Cephalgiaphobia: When the Fear of Headaches Causes Headaches
When people preemptively take pain medications, they often make things worse.

I can’t even begin to tell you how often I see patients who suffer from headaches getting caught in an endless cycle of taking pain pills. Even if the medicine doesn’t actually relieve the pain, patients just want to feel like they are doing something.
A recent article in the Journal of Headache and Pain examines this phenomenon in migraine patients, and dubs it cephalgiaphobia. Although first described in 2007 by Peres and colleagues, this large study looks at the factors and consequences of living in fear of having a migraine headache, or what has also been called pain-panic.
Cephalgiaphobia is the fear of having another headache. It can occur when the patient is pain-free, but is afraid that the next headache is just around the corner. When in such a state, they often preemptively use an analgesic to try and prevent another headache, whether or not it will actually help.
A phobia, as you probably know already, is the abnormal or irrational fear of a specific thing or situation that forces a person to avoid it, despite knowing that it is not dangerous People who suffer from migraine headaches may live in fear, not knowing when the next headache will, for example, keep them from attending their child’s recital. Migraines are common, affecting 36 million Americans—one person in every four households—and these people are more likely to also have problems with anxiety, depression and phobias. Their headaches and, sometimes, their fear of headaches, frequently interfere with their social functioning and ability to work.
In the recent paper, Italian researchers studied 126 patients with chronic migraine headaches and followed them for two years. They developed their own cephalgiaphobia scale by asking four questions:
- When you are feeling well do you ever fear to have a migraine attack?
- Have you ever used painkillers even though you were not having pain just because you were scared of a possible migraine attack?
- Have you ever used a second dose of painkilling drugs just because you feared that the pain would get worse before it actually did?
- Have you ever used painkillers to improve your performances and be more active, although you were not feeling the pain at all?
Unsurprisingly, the more frequently a person had migraine headaches, the higher their cephalgiaphobia score.

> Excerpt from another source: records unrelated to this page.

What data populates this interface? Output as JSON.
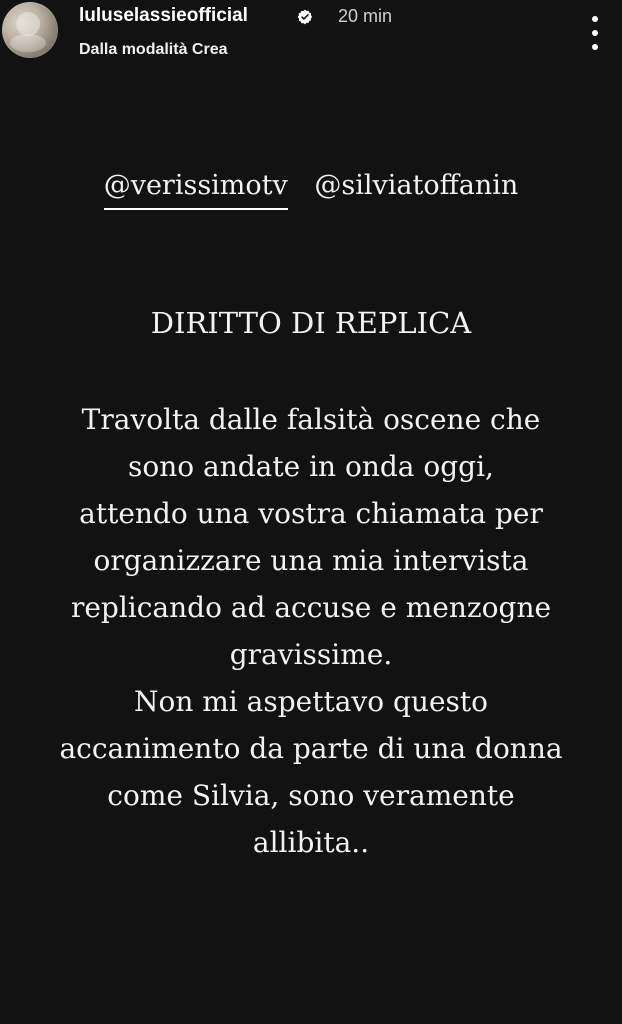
{
  "header": {
    "username": "luluselassieofficial",
    "verified": true,
    "time": "20 min",
    "subtitle": "Dalla modalità Crea",
    "avatar_icon": "profile-avatar",
    "menu_icon": "more-vertical-icon"
  },
  "story": {
    "mentions": [
      "@verissimotv",
      "@silviatoffanin"
    ],
    "title": "DIRITTO DI REPLICA",
    "lines": [
      "Travolta dalle falsità oscene che",
      "sono andate in onda oggi,",
      "attendo una vostra chiamata per",
      "organizzare una mia intervista",
      "replicando ad accuse e menzogne",
      "gravissime.",
      "Non mi aspettavo questo",
      "accanimento da parte di una donna",
      "come Silvia,  sono veramente",
      "allibita.."
    ]
  },
  "colors": {
    "background": "#121212",
    "text": "#f2f2f2"
  }
}
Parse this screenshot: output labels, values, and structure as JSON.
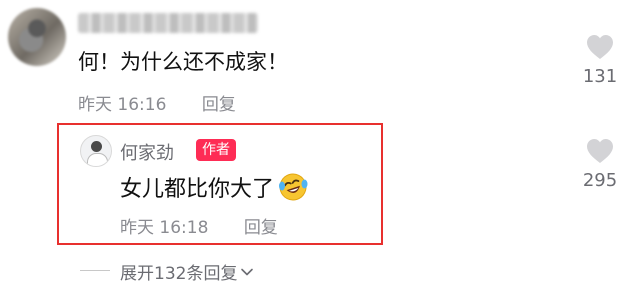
{
  "comment": {
    "text": "何！为什么还不成家！",
    "time": "昨天 16:16",
    "reply_label": "回复",
    "likes": "131"
  },
  "author_reply": {
    "name": "何家劲",
    "badge": "作者",
    "text": "女儿都比你大了",
    "emoji_icon": "laughing-tears-emoji-icon",
    "time": "昨天 16:18",
    "reply_label": "回复",
    "likes": "295"
  },
  "expand": {
    "label": "展开132条回复"
  },
  "colors": {
    "highlight_border": "#e8302e",
    "author_badge": "#fe2c55",
    "meta_text": "#8a8b91"
  }
}
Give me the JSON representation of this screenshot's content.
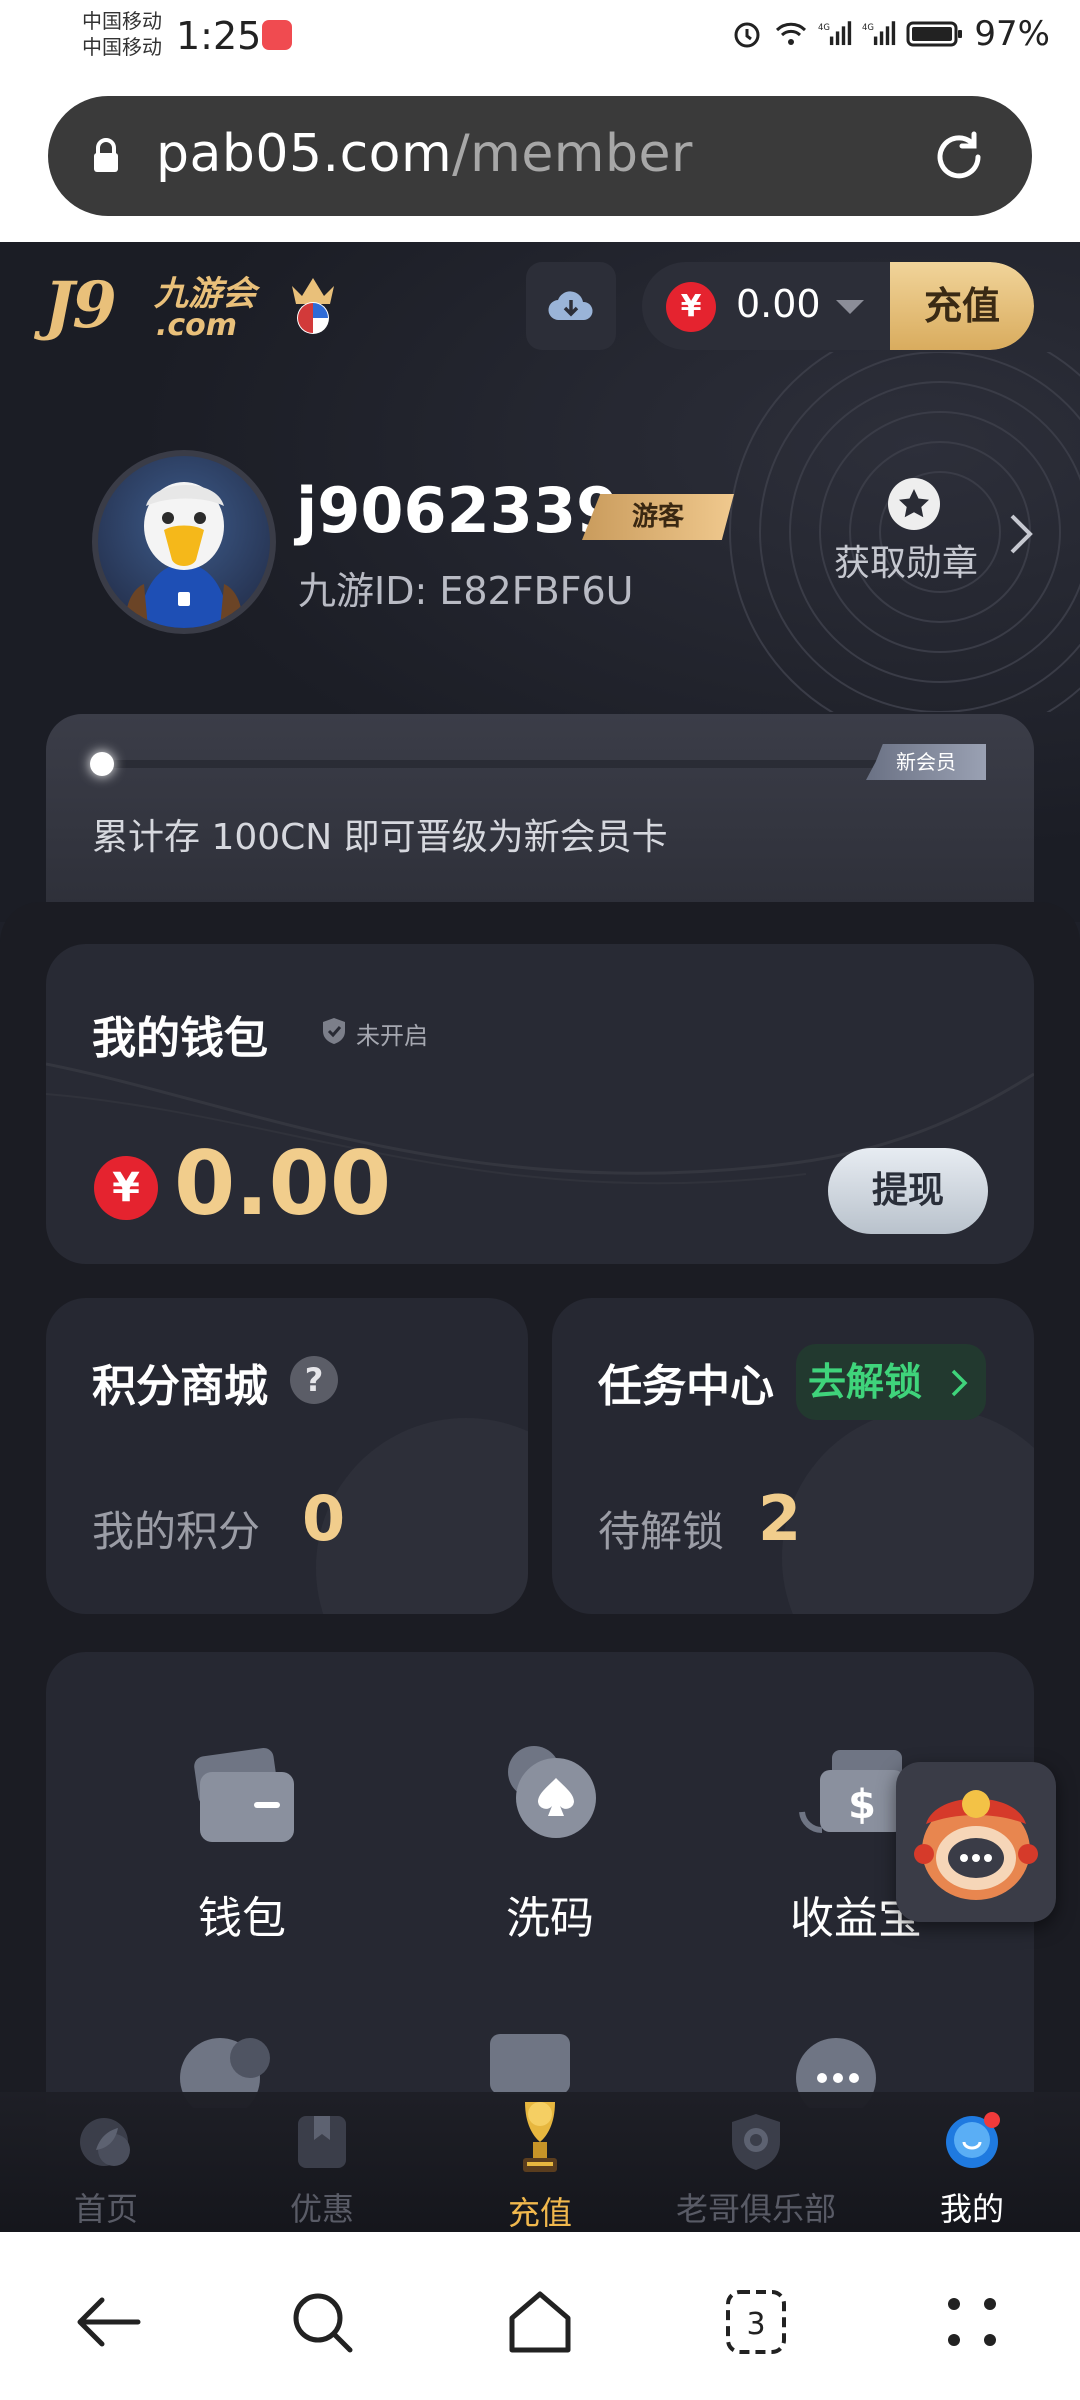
{
  "status_bar": {
    "carrier_1": "中国移动",
    "carrier_2": "中国移动",
    "time": "1:25",
    "battery": "97%",
    "icons": [
      "alarm-icon",
      "wifi-icon",
      "signal-4g-icon",
      "signal-4g-icon",
      "battery-icon"
    ]
  },
  "browser": {
    "url_domain": "pab05.com",
    "url_path": "/member"
  },
  "header": {
    "logo_text_j9": "J9",
    "logo_text_cn": "九游会",
    "logo_text_com": ".com",
    "currency_symbol": "¥",
    "balance": "0.00",
    "recharge_label": "充值"
  },
  "profile": {
    "username": "j9062339",
    "tag": "游客",
    "member_id": "九游ID: E82FBF6U",
    "medal_label": "获取勋章"
  },
  "level": {
    "badge": "新会员",
    "progress": 0,
    "hint": "累计存 100CN 即可晋级为新会员卡"
  },
  "wallet": {
    "title": "我的钱包",
    "status": "未开启",
    "currency_symbol": "¥",
    "amount": "0.00",
    "withdraw_label": "提现"
  },
  "points_mall": {
    "title": "积分商城",
    "help": "?",
    "sub_label": "我的积分",
    "value": "0"
  },
  "task_center": {
    "title": "任务中心",
    "unlock_label": "去解锁",
    "sub_label": "待解锁",
    "value": "2"
  },
  "services": [
    {
      "label": "钱包",
      "icon": "wallet-icon"
    },
    {
      "label": "洗码",
      "icon": "spade-chip-icon"
    },
    {
      "label": "收益宝",
      "icon": "dollar-card-icon"
    }
  ],
  "tabs": [
    {
      "label": "首页",
      "icon": "home-leaf-icon"
    },
    {
      "label": "优惠",
      "icon": "gift-bookmark-icon"
    },
    {
      "label": "充值",
      "icon": "trophy-icon"
    },
    {
      "label": "老哥俱乐部",
      "icon": "club-shield-icon"
    },
    {
      "label": "我的",
      "icon": "profile-icon"
    }
  ],
  "colors": {
    "accent_gold": "#f1cd8c",
    "brand_red": "#e5232f",
    "active_tab": "#f1b84d",
    "unlock_green": "#3fd47b",
    "app_bg": "#1e2029"
  }
}
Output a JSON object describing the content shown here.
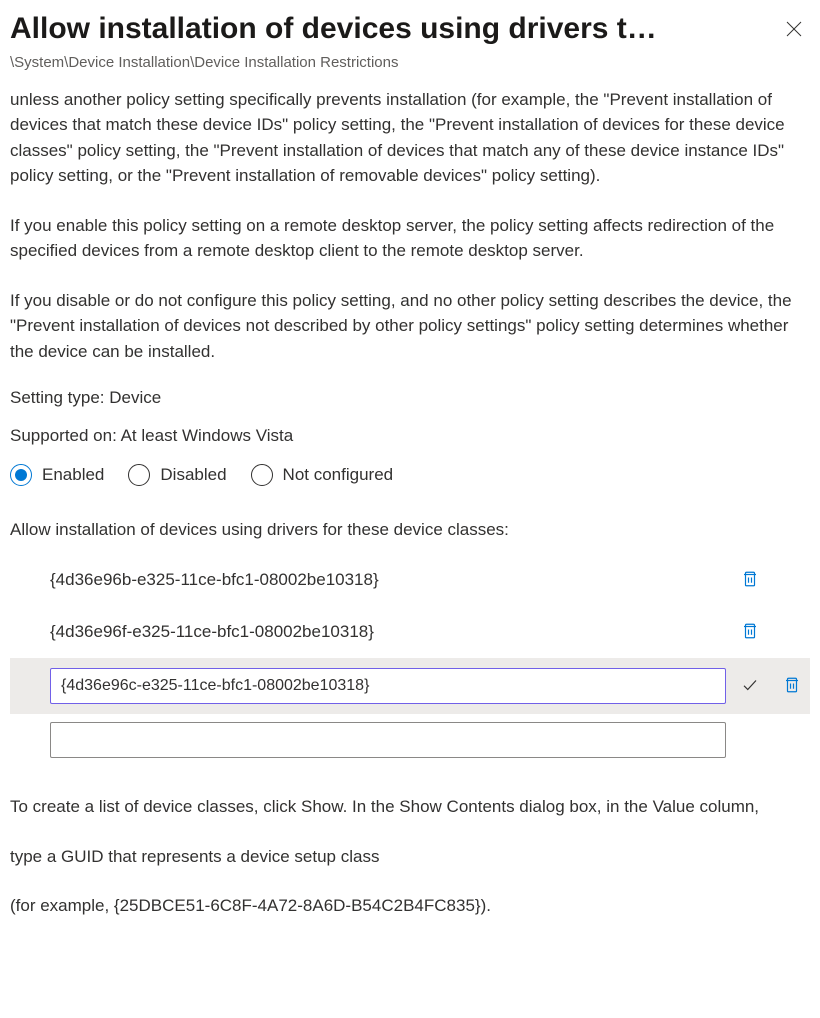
{
  "header": {
    "title": "Allow installation of devices using drivers t…",
    "breadcrumb": "\\System\\Device Installation\\Device Installation Restrictions"
  },
  "description": {
    "para1": "unless another policy setting specifically prevents installation (for example, the \"Prevent installation of devices that match these device IDs\" policy setting, the \"Prevent installation of devices for these device classes\" policy setting, the \"Prevent installation of devices that match any of these device instance IDs\" policy setting, or the \"Prevent installation of removable devices\" policy setting).",
    "para2": "If you enable this policy setting on a remote desktop server, the policy setting affects redirection of the specified devices from a remote desktop client to the remote desktop server.",
    "para3": "If you disable or do not configure this policy setting, and no other policy setting describes the device, the \"Prevent installation of devices not described by other policy settings\" policy setting determines whether the device can be installed."
  },
  "meta": {
    "setting_type": "Setting type: Device",
    "supported_on": "Supported on: At least Windows Vista"
  },
  "state": {
    "options": {
      "enabled": "Enabled",
      "disabled": "Disabled",
      "not_configured": "Not configured"
    },
    "selected": "enabled"
  },
  "list": {
    "label": "Allow installation of devices using drivers for these device classes:",
    "items": [
      "{4d36e96b-e325-11ce-bfc1-08002be10318}",
      "{4d36e96f-e325-11ce-bfc1-08002be10318}"
    ],
    "editing_value": "{4d36e96c-e325-11ce-bfc1-08002be10318}",
    "new_value": ""
  },
  "help": {
    "p1": "To create a list of device classes, click Show. In the Show Contents dialog box, in the Value column,",
    "p2": "type a GUID that represents a device setup class",
    "p3": "(for example, {25DBCE51-6C8F-4A72-8A6D-B54C2B4FC835})."
  }
}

Those who suffer from migraines are vulnerable to medication overuse. The more medication they take, the more likely they are to get a headache, and the less likely it is that their anti-migraine medication will work. Medication overuse headaches sound counterintuitive. Though logically, one would think that taking more pain medication would result in less pain, the truth is that you get a “rebound effect.” A common example of the rebound effect is the many people among us who drink coffee all day long and then awaken the next morning with a headache that can only be relieved by another cup of coffee. They experience a drop in caffeine levels and their brain “rebounds” by wanting another latte or Red Bull to calm things down.
These over-medicators also had higher cephalgiaphobia scores. Theoretically, patients might start to overuse pain medication sooner, thanks to their phobia. The solution to their problem is also counterintuitive: Doctors must convince them to taper off their self-medicating, so that their headaches will decrease. But this isn’t as easy as it sounds. It is incredibly difficult not to take pain medication—the only thing that just might help abate the pain—when your head is pounding.
Successfully weaning a patient off of pain pills typically takes about two weeks. In some cases, patients will need to be hospitalized or a short period to receive a “cocktail” of medicines that prevents the headaches from becoming intolerable. For those who suffer from cephalgiaphobia and frequent headaches, the answer is not easy, and it is certainly not “take two pain pills and call me in the morning.”